Different passages passed in quick succession. Particularly memorable was a crawl through a stream in which my wellies finally filled with water. I still can’t work out how the leaders navigated, and we did sometimes spend half an hour finding the correct exit from a chamber. Tanguy and I were briefly separated from the rest of the group, giving us a chance to practice our navigation skills trying to retrace our steps. Eventually we rejoined the group, and we emerged into the dark evening with the rain lamping down.

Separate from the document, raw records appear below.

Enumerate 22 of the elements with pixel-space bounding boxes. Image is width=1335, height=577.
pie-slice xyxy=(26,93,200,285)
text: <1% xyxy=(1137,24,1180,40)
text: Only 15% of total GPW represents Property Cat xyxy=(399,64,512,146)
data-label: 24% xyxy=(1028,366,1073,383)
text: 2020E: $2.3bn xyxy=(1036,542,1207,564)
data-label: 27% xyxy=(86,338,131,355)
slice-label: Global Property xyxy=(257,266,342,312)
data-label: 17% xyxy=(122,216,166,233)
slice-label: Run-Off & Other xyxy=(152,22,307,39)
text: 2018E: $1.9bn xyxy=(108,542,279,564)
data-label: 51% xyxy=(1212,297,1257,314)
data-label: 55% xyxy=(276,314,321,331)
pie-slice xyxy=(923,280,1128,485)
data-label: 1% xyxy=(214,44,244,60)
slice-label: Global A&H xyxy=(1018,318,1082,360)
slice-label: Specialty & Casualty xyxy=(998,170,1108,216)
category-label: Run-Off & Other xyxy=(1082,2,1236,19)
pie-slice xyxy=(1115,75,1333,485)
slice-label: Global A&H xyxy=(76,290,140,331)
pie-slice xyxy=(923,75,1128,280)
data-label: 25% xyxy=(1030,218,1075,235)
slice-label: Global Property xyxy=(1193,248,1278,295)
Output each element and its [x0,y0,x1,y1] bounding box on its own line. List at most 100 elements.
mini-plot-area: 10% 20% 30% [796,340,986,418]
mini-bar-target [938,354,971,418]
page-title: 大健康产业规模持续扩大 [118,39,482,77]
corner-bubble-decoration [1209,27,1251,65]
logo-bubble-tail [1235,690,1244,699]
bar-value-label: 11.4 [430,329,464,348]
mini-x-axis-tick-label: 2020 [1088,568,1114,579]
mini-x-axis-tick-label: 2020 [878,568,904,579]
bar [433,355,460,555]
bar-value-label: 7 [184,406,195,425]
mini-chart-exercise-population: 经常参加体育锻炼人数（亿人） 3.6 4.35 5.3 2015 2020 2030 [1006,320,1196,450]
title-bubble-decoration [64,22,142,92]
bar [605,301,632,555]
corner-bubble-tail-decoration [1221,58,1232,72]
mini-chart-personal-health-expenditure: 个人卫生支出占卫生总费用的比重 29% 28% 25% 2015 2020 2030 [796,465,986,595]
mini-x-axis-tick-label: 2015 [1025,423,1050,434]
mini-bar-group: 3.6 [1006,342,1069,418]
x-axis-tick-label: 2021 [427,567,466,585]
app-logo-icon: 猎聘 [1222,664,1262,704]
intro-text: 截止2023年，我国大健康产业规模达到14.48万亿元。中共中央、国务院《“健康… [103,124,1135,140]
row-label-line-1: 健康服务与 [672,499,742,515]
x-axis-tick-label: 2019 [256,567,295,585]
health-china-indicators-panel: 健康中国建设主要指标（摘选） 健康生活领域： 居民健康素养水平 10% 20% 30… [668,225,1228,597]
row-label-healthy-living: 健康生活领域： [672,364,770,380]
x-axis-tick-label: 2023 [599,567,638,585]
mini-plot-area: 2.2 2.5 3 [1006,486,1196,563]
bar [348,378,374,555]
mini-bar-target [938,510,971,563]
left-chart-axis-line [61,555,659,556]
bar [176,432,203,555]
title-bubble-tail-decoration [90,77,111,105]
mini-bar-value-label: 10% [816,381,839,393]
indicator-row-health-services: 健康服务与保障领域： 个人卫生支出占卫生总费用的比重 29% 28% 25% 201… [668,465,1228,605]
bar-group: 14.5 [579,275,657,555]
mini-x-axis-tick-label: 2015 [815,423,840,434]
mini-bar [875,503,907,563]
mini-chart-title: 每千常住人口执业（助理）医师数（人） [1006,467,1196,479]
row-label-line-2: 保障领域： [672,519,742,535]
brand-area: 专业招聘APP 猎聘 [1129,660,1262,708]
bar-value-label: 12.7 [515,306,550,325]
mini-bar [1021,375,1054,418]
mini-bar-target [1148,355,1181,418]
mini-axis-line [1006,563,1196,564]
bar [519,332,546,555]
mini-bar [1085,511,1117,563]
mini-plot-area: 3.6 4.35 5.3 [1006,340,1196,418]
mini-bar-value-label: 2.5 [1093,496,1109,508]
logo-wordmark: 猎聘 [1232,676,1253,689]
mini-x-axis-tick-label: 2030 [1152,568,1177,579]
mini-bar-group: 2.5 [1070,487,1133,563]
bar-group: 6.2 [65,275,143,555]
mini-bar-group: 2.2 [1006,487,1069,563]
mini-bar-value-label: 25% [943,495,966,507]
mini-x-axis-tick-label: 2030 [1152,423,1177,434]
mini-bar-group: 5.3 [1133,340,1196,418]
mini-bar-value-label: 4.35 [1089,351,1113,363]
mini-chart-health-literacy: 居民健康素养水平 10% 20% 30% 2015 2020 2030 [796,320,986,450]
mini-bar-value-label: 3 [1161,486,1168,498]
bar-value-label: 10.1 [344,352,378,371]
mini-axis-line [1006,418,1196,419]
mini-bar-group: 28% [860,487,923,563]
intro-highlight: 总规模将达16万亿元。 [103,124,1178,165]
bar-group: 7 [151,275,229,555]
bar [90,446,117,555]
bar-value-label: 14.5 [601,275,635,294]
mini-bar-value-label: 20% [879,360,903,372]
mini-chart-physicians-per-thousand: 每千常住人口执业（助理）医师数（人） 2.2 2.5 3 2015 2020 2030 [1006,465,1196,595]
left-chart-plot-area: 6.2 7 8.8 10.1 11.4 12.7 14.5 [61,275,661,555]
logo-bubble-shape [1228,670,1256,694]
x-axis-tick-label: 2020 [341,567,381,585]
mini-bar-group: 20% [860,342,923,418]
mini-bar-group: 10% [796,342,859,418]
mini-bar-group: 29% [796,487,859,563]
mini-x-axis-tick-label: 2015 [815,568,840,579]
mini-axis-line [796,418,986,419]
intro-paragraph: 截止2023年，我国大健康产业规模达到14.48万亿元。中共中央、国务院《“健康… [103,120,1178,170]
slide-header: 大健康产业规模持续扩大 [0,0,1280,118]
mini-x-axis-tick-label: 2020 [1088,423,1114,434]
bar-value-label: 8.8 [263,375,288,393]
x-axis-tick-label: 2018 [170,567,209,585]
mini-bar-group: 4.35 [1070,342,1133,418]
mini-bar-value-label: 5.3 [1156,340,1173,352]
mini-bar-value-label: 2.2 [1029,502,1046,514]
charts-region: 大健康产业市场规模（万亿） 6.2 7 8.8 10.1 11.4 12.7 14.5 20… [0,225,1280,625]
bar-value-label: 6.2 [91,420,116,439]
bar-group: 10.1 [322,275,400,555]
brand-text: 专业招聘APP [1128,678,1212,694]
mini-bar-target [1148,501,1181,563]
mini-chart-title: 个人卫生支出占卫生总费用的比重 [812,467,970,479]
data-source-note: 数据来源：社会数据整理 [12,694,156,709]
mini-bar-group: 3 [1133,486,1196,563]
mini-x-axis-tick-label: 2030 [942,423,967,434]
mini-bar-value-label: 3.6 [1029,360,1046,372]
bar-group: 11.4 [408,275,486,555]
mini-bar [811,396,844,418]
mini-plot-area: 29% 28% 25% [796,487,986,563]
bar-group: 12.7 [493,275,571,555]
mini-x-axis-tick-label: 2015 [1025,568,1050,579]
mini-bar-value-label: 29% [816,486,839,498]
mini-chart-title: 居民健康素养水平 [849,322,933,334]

Back at the cottage we cooked up a huge curry using the ICCC’s eclectic bag of spices and sauces. Several caving games were played, though I’m not I’m sufficiently competitive enough to be a professional after-caving athlete. Still, there was some impressive cooperation and flexibility.

Jack Hare

I looked forward to this trip quite a lot because I’d not been to Aggy. The entrance is a bit sweaty due to crawling through boulder chokes. Sometimes people don’t make it through the boulder chokes; once upon a recent time, ICCC had been such people. Not on this day. But one of the freshers, Javier, had a knee injury which he was still recovering from. I think he was in quite a bit of pain and wanted to turn around and go out as soon as we’d finished taking photos in the main (?) chamber. Instead, Rhys and I took him up the massive main passage instead of down towards the streamway and inner circle. Rhys continued flashing us (with his fireflies), and Javier and I grimaced appropriately in alarm / elation / terror. After we’d wiled away some time like this (mostly walking) Javier’s knee felt better. We took it slow as we headed for the exit, and I think he was much happier with the pace. Job well done.

Fiona

Sunday

People: Oli, Sam, Fiona, Jack Hare, Kelvin Choi, Tanguy Racine, Mel Singh, Ben Z

The next day many of the group were feeling rather the worse for wear from the caving or the after-caving fun, so a rather smaller group set off to explore a smaller cave. None of us had been there before, so the day was a bit different in style - rather than blasting through at high speed, we methodically explored every little passage we could find, retracing our steps frequently after a dead end to find an alternate route through. This was extremely fun - it felt like we were actually discovering something, and I had a great time scouting off ahead of the main group, shouting back my findings. Several passages were deemed just a bit too hardcore for us, as no one really felt up to crawling through a streambed after the previous day, so we eventually returned back out the way we came, and cleaned up the cottage before driving back to London.

Caving is tiring, uncomfortable and its charms are hard to pin down. But the thrill of exploration, the freeform, playground nature of the passages and the brilliant people you have as company go some way to explaining why I’ll be back in a cave with ICCC as soon as possible.